M. B. : Oui c'est le discours culturel, également, qui doit changer. Le discours de la culture se situe désormais sur le versant de son achèvement, comme si la société qu'il décrivait avec ses modes de représentation dominantes, sa culture légitime essentiellement d'ordre littéraire et artistique s'achevait. Son discours en devient comme désenchanté, désabusé de ses élans, « impératifs », « volontarismes » qui furent les mots d'ordre du politique malgré la contrainte des faits tout au long de ces décennies.
Quant à l'État, il est grand temps qu'il reformule une ambition à l'échelon national et international pour la production et le rayonnement artistiques français en relation étroite avec les dispositifs de diffusion et de création nationaux. Pour cela, il lui faut retrouver des marges de manoeuvre financières, s'appuyer sur une expertise de haut niveau afin de cesser d'être l'administration de tutelle toujours désargentée d'un ensemble d'ayants droit toujours plus nombreux se transformant au fil des ans en service public qui finalement ne s'adresse qu'à quelques-uns. Car s'il est essentiel de restructurer la culture dans l'espace national, c'est pour mieux affronter les défis d'une culture qui n'est plus isolée, mais en concurrence de rayonnement dans le monde.
Si l'on veut en finir avec une « exception culturelle » de repli, il faut mener le combat qui en fera une force de proposition européenne d'abord et mondiale ensuite.

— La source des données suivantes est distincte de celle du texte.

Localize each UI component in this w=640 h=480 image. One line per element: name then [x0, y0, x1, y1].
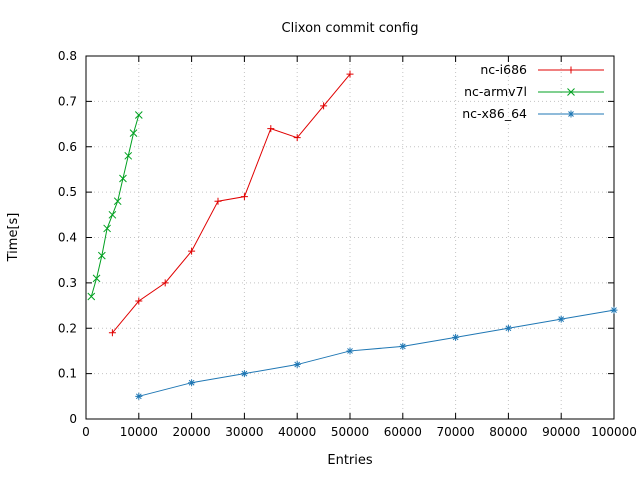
cross-marker-icon — [124, 151, 133, 160]
plus-marker-icon — [267, 125, 275, 133]
cross-marker-icon — [108, 210, 117, 219]
series-line — [138, 309, 615, 397]
asterisk-marker-icon — [504, 324, 512, 332]
legend-label: nc-x86_64 — [462, 106, 527, 121]
plus-marker-icon — [346, 70, 354, 78]
y-tick-label: 0.6 — [58, 140, 77, 154]
y-tick-label: 0.8 — [58, 49, 77, 63]
y-tick-label: 0.1 — [58, 367, 77, 381]
cross-marker-icon — [113, 197, 122, 206]
x-tick-label: 50000 — [331, 425, 369, 439]
y-tick-label: 0.3 — [58, 276, 77, 290]
y-tick-label: 0.7 — [58, 94, 77, 108]
y-tick-label: 0.4 — [58, 231, 77, 245]
asterisk-marker-icon — [188, 379, 196, 387]
x-tick-label: 90000 — [542, 425, 580, 439]
plus-marker-icon — [161, 279, 169, 287]
plus-marker-icon — [567, 66, 575, 74]
y-tick-label: 0 — [69, 412, 77, 426]
legend-item-nc-i686: nc-i686 — [480, 62, 604, 77]
x-tick-label: 10000 — [120, 425, 158, 439]
chart-title: Clixon commit config — [282, 21, 419, 36]
asterisk-marker-icon — [452, 333, 460, 341]
x-tick-label: 100000 — [591, 425, 637, 439]
legend-label: nc-armv7l — [464, 84, 527, 99]
series-nc-i686 — [108, 70, 354, 337]
cross-marker-icon — [103, 224, 111, 233]
series-line — [112, 73, 351, 334]
legend-item-nc-x86_64: nc-x86_64 — [462, 106, 604, 121]
tick-labels: 0 10000 20000 30000 40000 50000 60000 70000 8000… — [58, 49, 637, 439]
asterisk-marker-icon — [557, 315, 565, 323]
series-nc-x86_64 — [135, 306, 618, 400]
cross-marker-icon — [92, 274, 101, 283]
plus-marker-icon — [108, 329, 116, 337]
x-tick-label: 60000 — [384, 425, 422, 439]
series-line — [90, 114, 140, 297]
asterisk-marker-icon — [567, 110, 575, 118]
x-tick-label: 80000 — [489, 425, 527, 439]
x-tick-label: 20000 — [173, 425, 211, 439]
x-tick-label: 30000 — [225, 425, 263, 439]
cross-marker-icon — [87, 292, 96, 301]
x-tick-label: 0 — [82, 425, 90, 439]
plus-marker-icon — [214, 197, 222, 205]
asterisk-marker-icon — [240, 370, 248, 378]
cross-marker-icon — [567, 88, 575, 96]
y-tick-label: 0.5 — [58, 185, 77, 199]
x-tick-label: 70000 — [437, 425, 475, 439]
asterisk-marker-icon — [610, 306, 618, 314]
plus-marker-icon — [188, 247, 196, 255]
plus-marker-icon — [240, 193, 248, 201]
series-nc-armv7l — [87, 111, 143, 301]
asterisk-marker-icon — [399, 342, 407, 350]
plus-marker-icon — [293, 134, 301, 142]
data-series — [87, 70, 618, 400]
asterisk-marker-icon — [293, 361, 301, 369]
cross-marker-icon — [134, 111, 143, 119]
x-tick-label: 40000 — [278, 425, 316, 439]
axis-ticks — [85, 55, 615, 420]
plus-marker-icon — [320, 102, 328, 110]
legend: nc-i686 nc-armv7l nc-x86_64 — [462, 62, 604, 121]
legend-item-nc-armv7l: nc-armv7l — [464, 84, 604, 99]
asterisk-marker-icon — [135, 392, 143, 400]
asterisk-marker-icon — [346, 347, 354, 355]
legend-label: nc-i686 — [480, 62, 527, 77]
cross-marker-icon — [97, 251, 106, 260]
grid — [85, 55, 615, 420]
y-axis-label: Time[s] — [6, 213, 21, 263]
cross-marker-icon — [119, 174, 127, 183]
x-axis-label: Entries — [327, 453, 373, 468]
plus-marker-icon — [135, 297, 143, 305]
cross-marker-icon — [129, 129, 138, 137]
y-tick-label: 0.2 — [58, 321, 77, 335]
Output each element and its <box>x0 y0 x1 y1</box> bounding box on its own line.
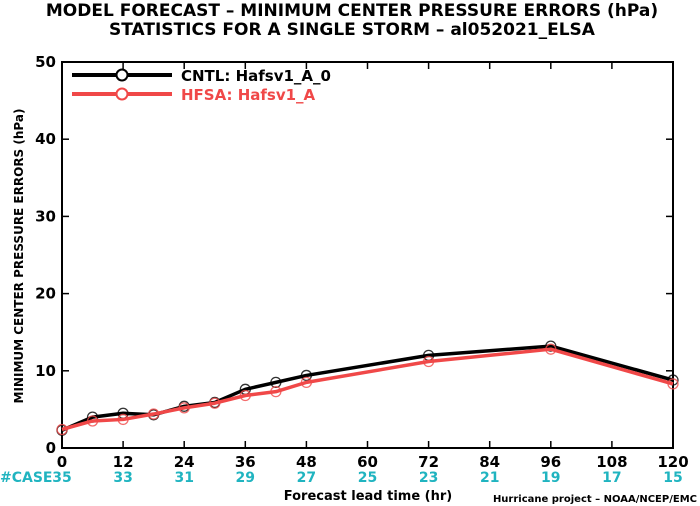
case-count: 31 <box>174 470 193 486</box>
legend-entry: HFSA: Hafsv1_A <box>181 86 316 104</box>
x-tick-label: 72 <box>418 453 439 471</box>
x-tick-label: 0 <box>57 453 67 471</box>
plot-area: 0 10 20 30 40 50 0 12 24 36 48 60 72 84 96 108 120 35 33 31… <box>35 53 689 486</box>
data-point <box>667 374 679 386</box>
case-count: 25 <box>358 470 377 486</box>
data-point <box>270 385 282 398</box>
data-point <box>545 343 557 355</box>
x-tick-label: 60 <box>357 453 378 471</box>
data-point <box>667 378 679 390</box>
data-point <box>300 369 313 382</box>
case-count: 27 <box>297 470 316 486</box>
x-tick-label: 48 <box>296 453 317 471</box>
data-point <box>56 423 68 436</box>
data-point <box>270 376 282 389</box>
data-point <box>117 413 129 426</box>
x-tick-label: 12 <box>113 453 134 471</box>
case-count: 35 <box>52 470 71 486</box>
x-tick-label: 120 <box>657 453 688 471</box>
series-line <box>61 347 674 432</box>
legend-marker <box>115 87 129 101</box>
data-point <box>86 415 99 427</box>
y-axis-label: MINIMUM CENTER PRESSURE ERRORS (hPa) <box>12 109 26 404</box>
case-count: 21 <box>480 470 499 486</box>
x-tick-label: 24 <box>174 453 195 471</box>
y-tick-label: 20 <box>35 285 56 303</box>
case-count: 29 <box>236 470 255 486</box>
legend-marker <box>115 68 129 82</box>
data-point <box>422 355 435 368</box>
y-tick-label: 30 <box>35 207 56 225</box>
y-tick-label: 10 <box>35 362 56 380</box>
chart-title: MODEL FORECAST – MINIMUM CENTER PRESSURE… <box>46 1 658 21</box>
case-count: 33 <box>113 470 132 486</box>
x-tick-label: 96 <box>540 453 561 471</box>
y-tick-label: 50 <box>35 53 56 71</box>
data-point <box>239 389 251 402</box>
y-tick-label: 0 <box>46 439 56 457</box>
case-count: 15 <box>663 470 682 486</box>
credit-text: Hurricane project – NOAA/NCEP/EMC <box>493 494 697 505</box>
plot-frame <box>61 61 674 449</box>
legend-entry: CNTL: Hafsv1_A_0 <box>181 67 331 85</box>
case-label: #CASE <box>0 470 53 486</box>
data-point <box>209 397 221 409</box>
case-count: 17 <box>602 470 621 486</box>
x-tick-label: 108 <box>596 453 627 471</box>
chart-subtitle: STATISTICS FOR A SINGLE STORM – al052021… <box>109 20 596 40</box>
data-point <box>545 340 557 352</box>
case-count: 19 <box>541 470 560 486</box>
y-tick-label: 40 <box>35 130 56 148</box>
x-tick-label: 36 <box>235 453 256 471</box>
case-count: 23 <box>419 470 438 486</box>
data-point <box>178 402 190 414</box>
data-point <box>147 408 160 420</box>
x-axis-label: Forecast lead time (hr) <box>284 489 452 504</box>
data-point <box>300 376 313 389</box>
x-tick-label: 84 <box>479 453 500 471</box>
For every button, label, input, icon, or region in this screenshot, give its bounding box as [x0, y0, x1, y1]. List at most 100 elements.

Atl. mag. : Est-ce qu'au fond l'idée d'une culture civique, émancipatrice susceptible de conforter la citoyenneté et de développer le civisme politique est bien un réalité ou n'est-elle une fois encore qu'une figure convenue de l'idéologie française de la culture ? N'est-il pas temps enfin de changer de discours ?
M. B. : Je le pense et c'est pourquoi j'ai écrit ce livre.
L'auteur: Bélit Marc
Marc Bélit, professeur de philosophie, homme de théâtre et essayiste, a été le concepteur de cette aventure. Il était donc le mieux placé pour en retracer les contours. Ayant créé Le Parvis, puis l'ayant quitté sous la période Lang pour rejoindre les services déconcentrés du ministère de la Culture, il en a été le directeur de 1987 à 2009.
C'est lui qui a élaboré l'idée, la méthode, et mis en œuvre les procédures qui ont abouti à la création de cet équipement. Il a suivi, tant sur le terrain que dans les services de l'État, la question des politiques publiques de la culture et s'est intéressé aux questions du mécénat qui ont fait récemment l'objet d'un colloque au Parvis.
Marc Bélit a publié deux ouvrages consacrés à cette question : Fragments d'un discours culturel et Le Malaise de la culture publiés chez Séguier, ainsi qu'un ouvrage collectif intitulé Le Défi culturel édité par Le Parvis.